Is it me or are meat diets sort of…in a particularly deranged era right now? A content creator went viral for eating only meat for a month. Miss Thing is fully chomping into butter for some reason. The Liver King is, you know, eating a lot of liver. The hashtag #carnivorediet has over 650 million views on TikTok, where all-meat recipes like “carnivore bread,” or ground meat bound with eggs and baked into a loaf, and “carnivore crack,” or bacon in solidified brown butter, have gone viral—fueled by both disgust and genuine curiosity. Diet choices have become, in a word, extreme. 
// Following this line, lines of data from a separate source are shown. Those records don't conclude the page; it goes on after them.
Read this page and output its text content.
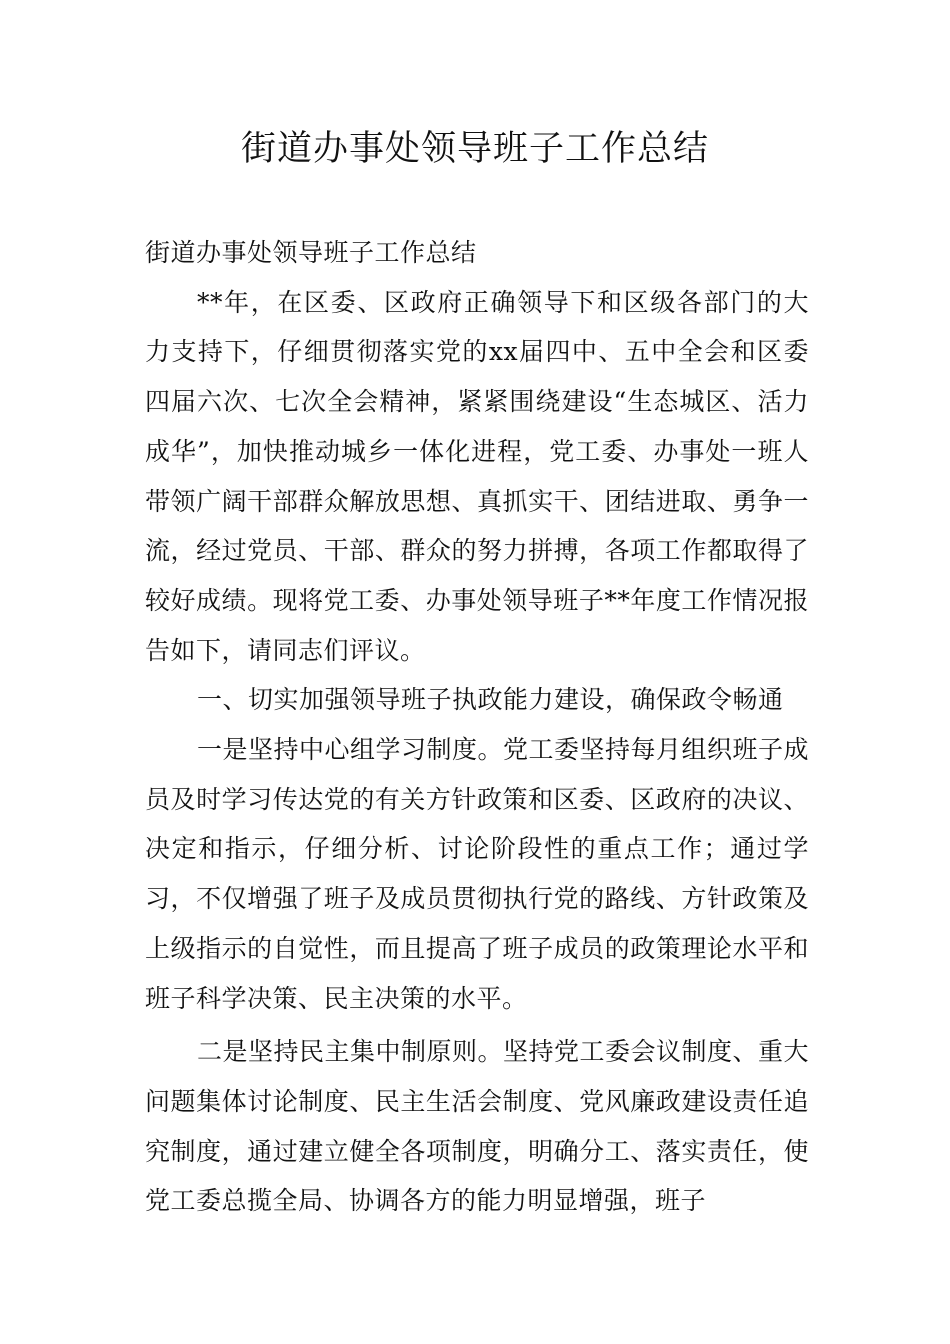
街道办事处领导班子工作总结

街道办事处领导班子工作总结

**年，在区委、区政府正确领导下和区级各部门的大力支持下，仔细贯彻落实党的xx届四中、五中全会和区委四届六次、七次全会精神，紧紧围绕建设“生态城区、活力成华”，加快推动城乡一体化进程，党工委、办事处一班人带领广阔干部群众解放思想、真抓实干、团结进取、勇争一流，经过党员、干部、群众的努力拼搏，各项工作都取得了较好成绩。现将党工委、办事处领导班子**年度工作情况报告如下，请同志们评议。

一、切实加强领导班子执政能力建设，确保政令畅通

一是坚持中心组学习制度。党工委坚持每月组织班子成员及时学习传达党的有关方针政策和区委、区政府的决议、决定和指示，仔细分析、讨论阶段性的重点工作；通过学习，不仅增强了班子及成员贯彻执行党的路线、方针政策及上级指示的自觉性，而且提高了班子成员的政策理论水平和班子科学决策、民主决策的水平。

二是坚持民主集中制原则。坚持党工委会议制度、重大问题集体讨论制度、民主生活会制度、党风廉政建设责任追究制度，通过建立健全各项制度，明确分工、落实责任，使党工委总揽全局、协调各方的能力明显增强，班子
Low-carbohydrate, high-protein diets aren’t new—Atkins, paleo, and keto have been popular (albeit controversial) for years as ways to lose weight. But these diets have now reached a new intensity: all-meat diets. These meal plans mix what we eat with who we are—they somehow blend health anxieties with identity and politics. Paul Saladino, creator of the animal-based diet, promises on his website to help you “live a life of optimal health.” The inventor of the lion diet is Mikhaila Fuller (née Peterson), the daughter of right-wing pop psychologist Jordan Peterson; her YouTube account discusses meat and men and boasts nearly a million subscribers. Meat-pilled food-lebrity Shawn Baker, nicknamed the Carnivore King after inventing and popularizing the no-carb, all-meat carnivore diet, has more than a quarter of a million Instagram followers and claims waves of success storiesJoe Rogan tried the carnivore diet for a month, only to find it gave him diarrhea, and James Blunt apparently got scurvy from attempting it. (It shouldn’t be surprising to know that these diets go against commonly accepted health advice.)
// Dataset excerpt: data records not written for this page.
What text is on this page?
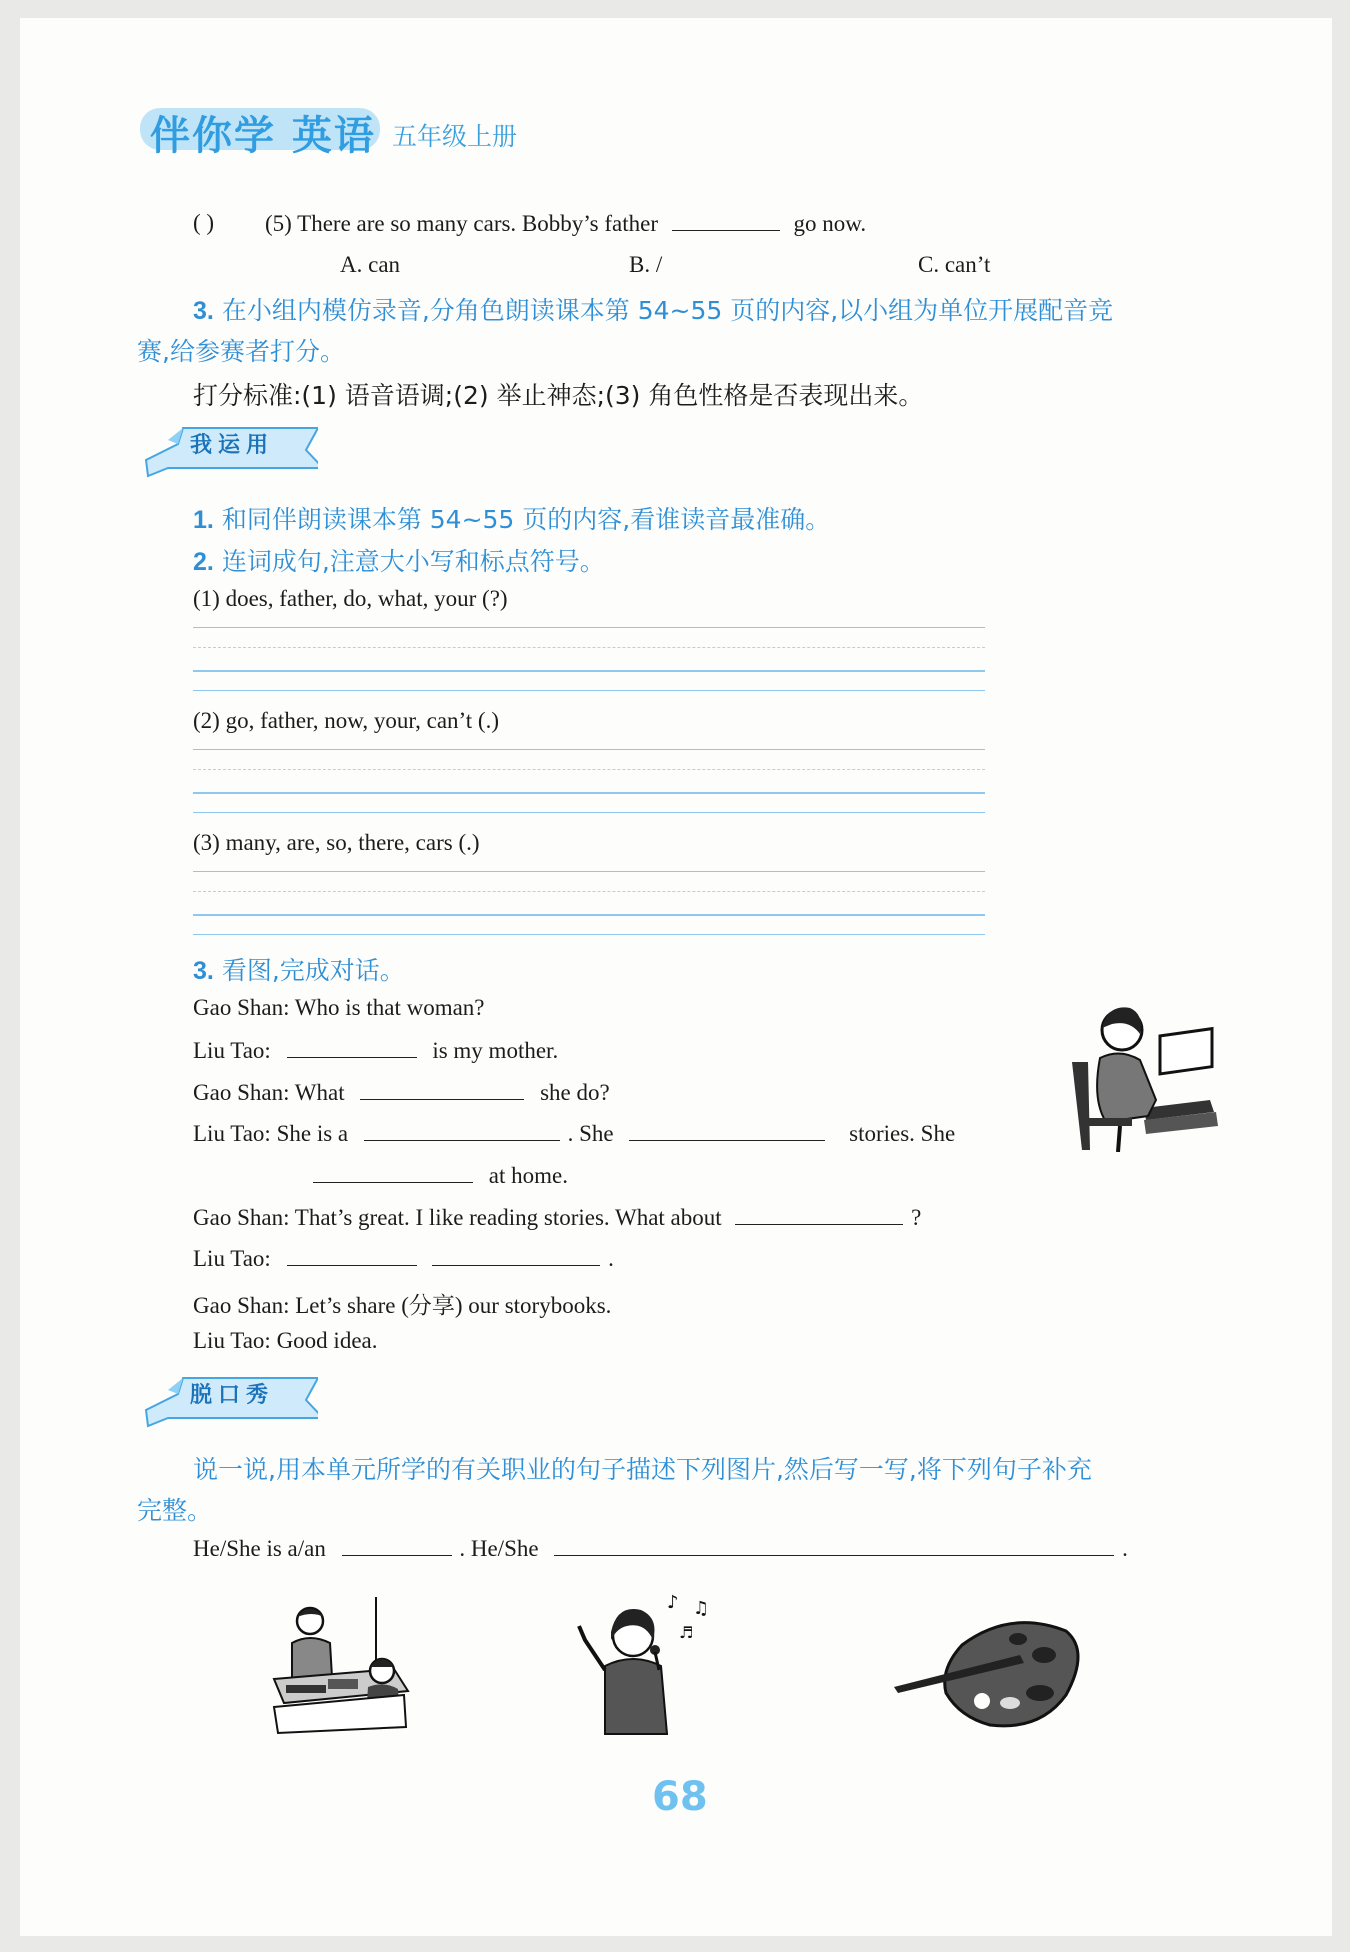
伴你学 英语 五年级上册
( ) (5) There are so many cars. Bobby’s father	go now.
A. can	B. /	C. can’t
3. 在小组内模仿录音,分角色朗读课本第 54~55 页的内容,以小组为单位开展配音竞
赛,给参赛者打分。
打分标准:(1) 语音语调;(2) 举止神态;(3) 角色性格是否表现出来。
我运用
1. 和同伴朗读课本第 54~55 页的内容,看谁读音最准确。
2. 连词成句,注意大小写和标点符号。
(1) does, father, do, what, your (?)
(2) go, father, now, your, can’t (.)
(3) many, are, so, there, cars (.)
3. 看图,完成对话。
Gao Shan: Who is that woman?
Liu Tao:	is my mother.
Gao Shan: What	she do?
Liu Tao: She is a	. She	stories. She
at home.
Gao Shan: That’s great. I like reading stories. What about	?
Liu Tao:	.
Gao Shan: Let’s share (分享) our storybooks.
Liu Tao: Good idea.
脱口秀
说一说,用本单元所学的有关职业的句子描述下列图片,然后写一写,将下列句子补充
完整。
He/She is a/an	. He/She	.
♪ ♫
♬
68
Many all-meat success stories—anecdotal, of course—make sure to mention that doctors had mismanaged a patient’s health and that the only thing that helped was an all-meat diet. Still, the all-meat devotees I spoke to, for the most part, urged me to do my own research—a phrase that has its own political connotations. So that’s what I’ve done here: I spoke to meatheads and dieticians alike to learn the differences between each all-meat diet, why all-meat eaters choose such strict guidelines, and if these diets are actually good for our bodies. 

What are all-meat diets? And what do they claim to do?
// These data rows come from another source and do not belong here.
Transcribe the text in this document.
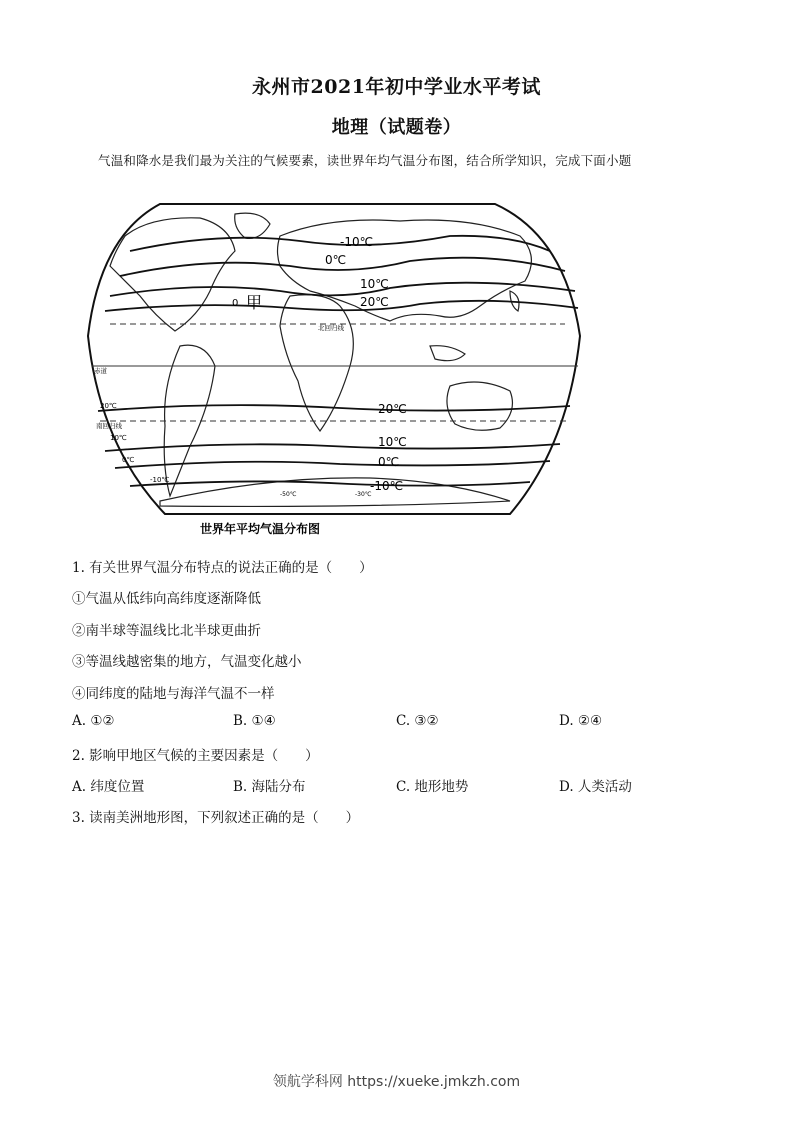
永州市2021年初中学业水平考试
地理（试题卷）
气温和降水是我们最为关注的气候要素，读世界年均气温分布图，结合所学知识，完成下面小题
-10℃
0℃
10℃
20℃
20℃
10℃
0℃
-10℃
北回归线
赤道
南回归线
0
20℃
10℃
0℃
-10℃
-50℃	-30℃
甲
世界年平均气温分布图
1. 有关世界气温分布特点的说法正确的是（　　）
①气温从低纬向高纬度逐渐降低
②南半球等温线比北半球更曲折
③等温线越密集的地方，气温变化越小
④同纬度的陆地与海洋气温不一样
A. ①②	B. ①④	C. ③②	D. ②④
2. 影响甲地区气候的主要因素是（　　）
A. 纬度位置	B. 海陆分布	C. 地形地势	D. 人类活动
3. 读南美洲地形图，下列叙述正确的是（　　）
领航学科网 https://xueke.jmkzh.com
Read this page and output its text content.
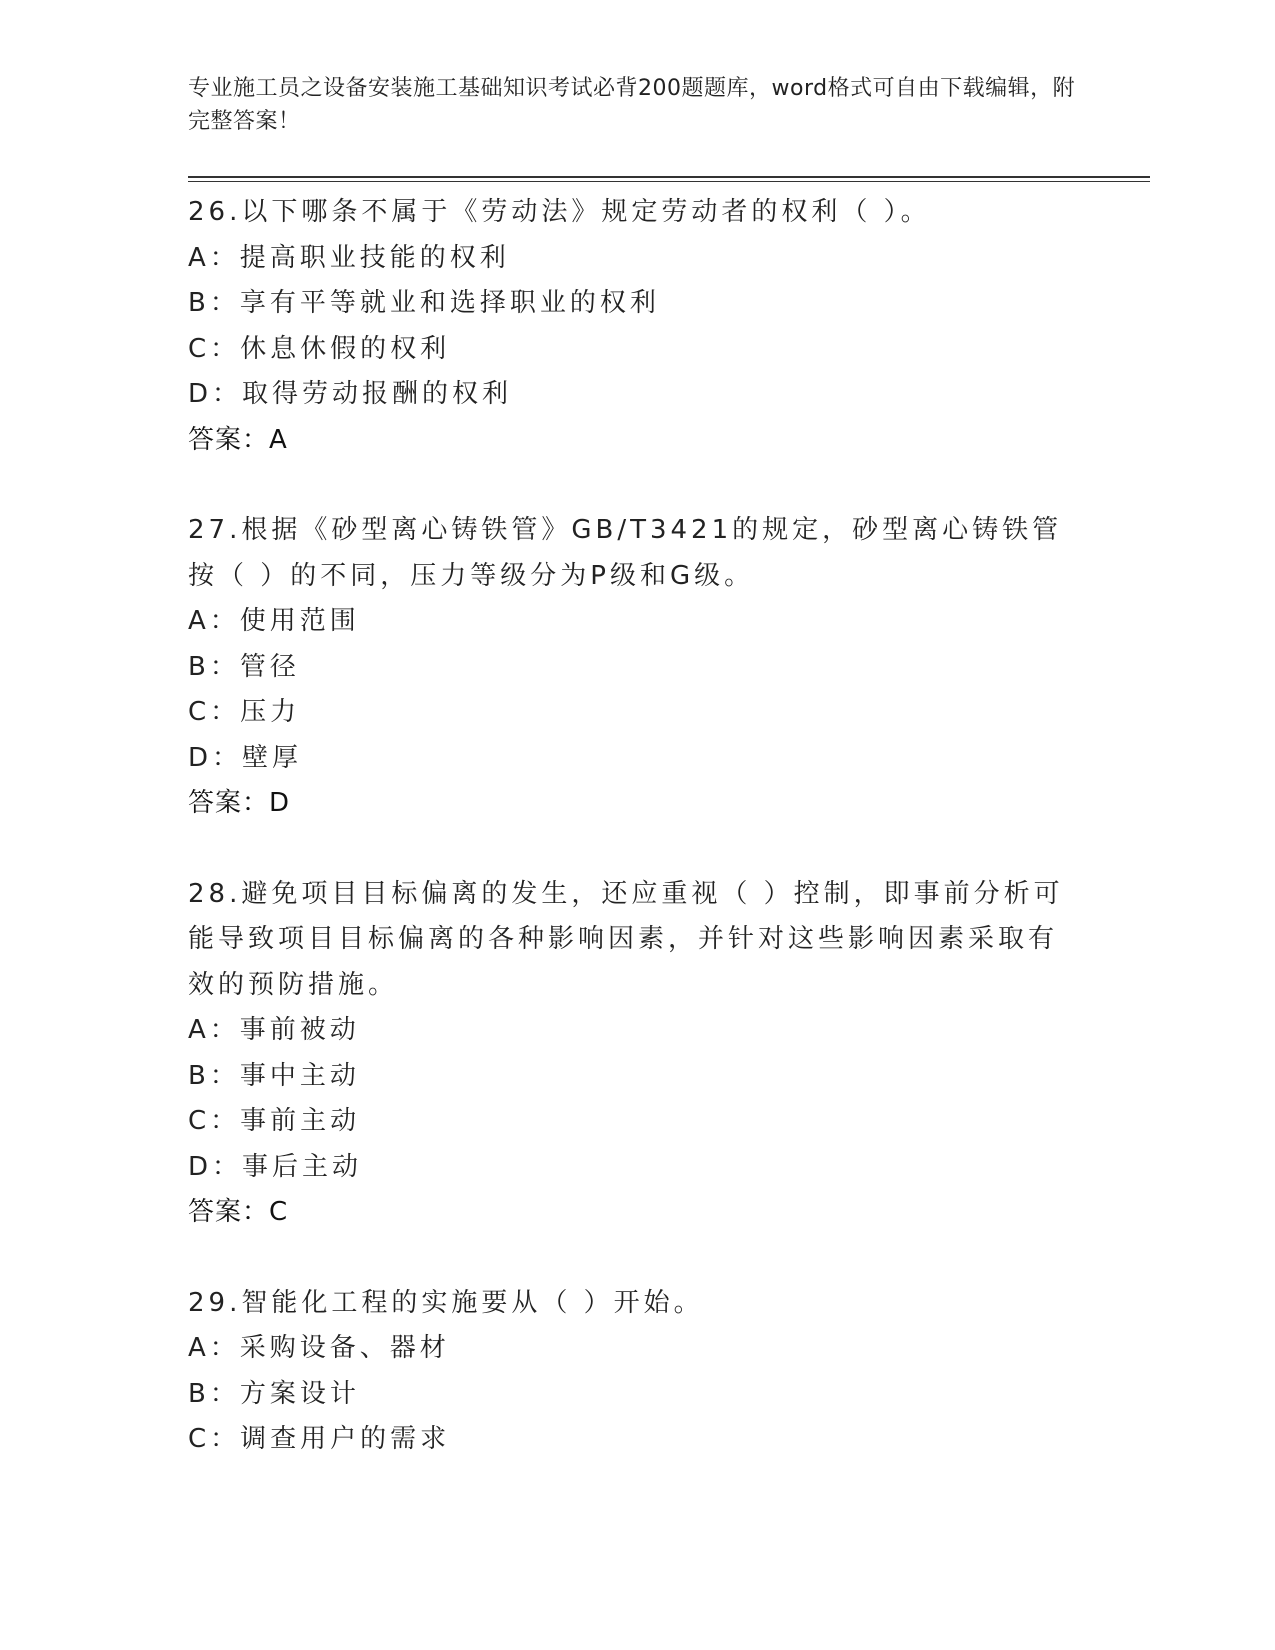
专业施工员之设备安装施工基础知识考试必背200题题库，word格式可自由下载编辑，附完整答案！
26.以下哪条不属于《劳动法》规定劳动者的权利（ ）。
A：提高职业技能的权利
B：享有平等就业和选择职业的权利
C：休息休假的权利
D：取得劳动报酬的权利
答案：A
27.根据《砂型离心铸铁管》GB/T3421的规定，砂型离心铸铁管按（ ）的不同，压力等级分为P级和G级。
A：使用范围
B：管径
C：压力
D：壁厚
答案：D
28.避免项目目标偏离的发生，还应重视（ ）控制，即事前分析可能导致项目目标偏离的各种影响因素，并针对这些影响因素采取有效的预防措施。
A：事前被动
B：事中主动
C：事前主动
D：事后主动
答案：C
29.智能化工程的实施要从（ ）开始。
A：采购设备、器材
B：方案设计
C：调查用户的需求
As their names might imply, no or low-carb diets like the carnivore, animal-based, or lion diet consist almost entirely of meat—some variations leave wiggle room, others essentially only permit steak. Influencers, self-proclaimed diet gurus, and their fans claim meat-based diets resolve a swath of chronic health issues. Saladino, the popular all-meat diet-fluencer (a word I just invented) who created the animal-based diet, claims on his website that it “can reverse and prevent disease, as well as unlock our most powerful forms.” Lion diet inventor Fuller’s website alleges that the diet can alleviate the effects of everything from ulcers to autoimmune issues to depression, and even suggests dieters to stop taking their medications. Again, these diets directly oppose broadly accepted dietary guidelines. According to experts like Dana Ellis Hunnes, a senior clinical dietician at UCLA Medical Center, “It is dangerous for humans to eat this way and is terrible for our microbiome, heart health and the environment.” 

Carnivore diet, lion diet, animal-based diet: What’s the difference?

Not every all-meat diet is created equal. Although they’re all centered around increasing protein intake and limiting carbohydrates, the carnivore diet, the lion diet, and the animal-based diet each have distinct guidelines. 

The animal-based diet: the most lenient, leaving more room for adjustments to personal taste. Eating animal-based means sticking to mostly meat and organs, but also eating fruit, honey, and raw dairy, according to Saladino, who began promoting the diet in 2018. Certain foods, like seeds, grains, nuts, beans, and nightshades, have “high toxicity,” he claims, because they contain a higher level of chemicals like tannins, saponins, and lectins that “mess with your digestion.” He cuts them out of an animal-based diet completely. (Don’t ask me why he recommends fruits but not seeds, the things found in… fruits.) Dietitian Jamie Nadeau of The Balanced Nutritionist blog disagrees. “There’s no denying that an animal-based diet puts you at risk for nutrient deficiencies,” she writes.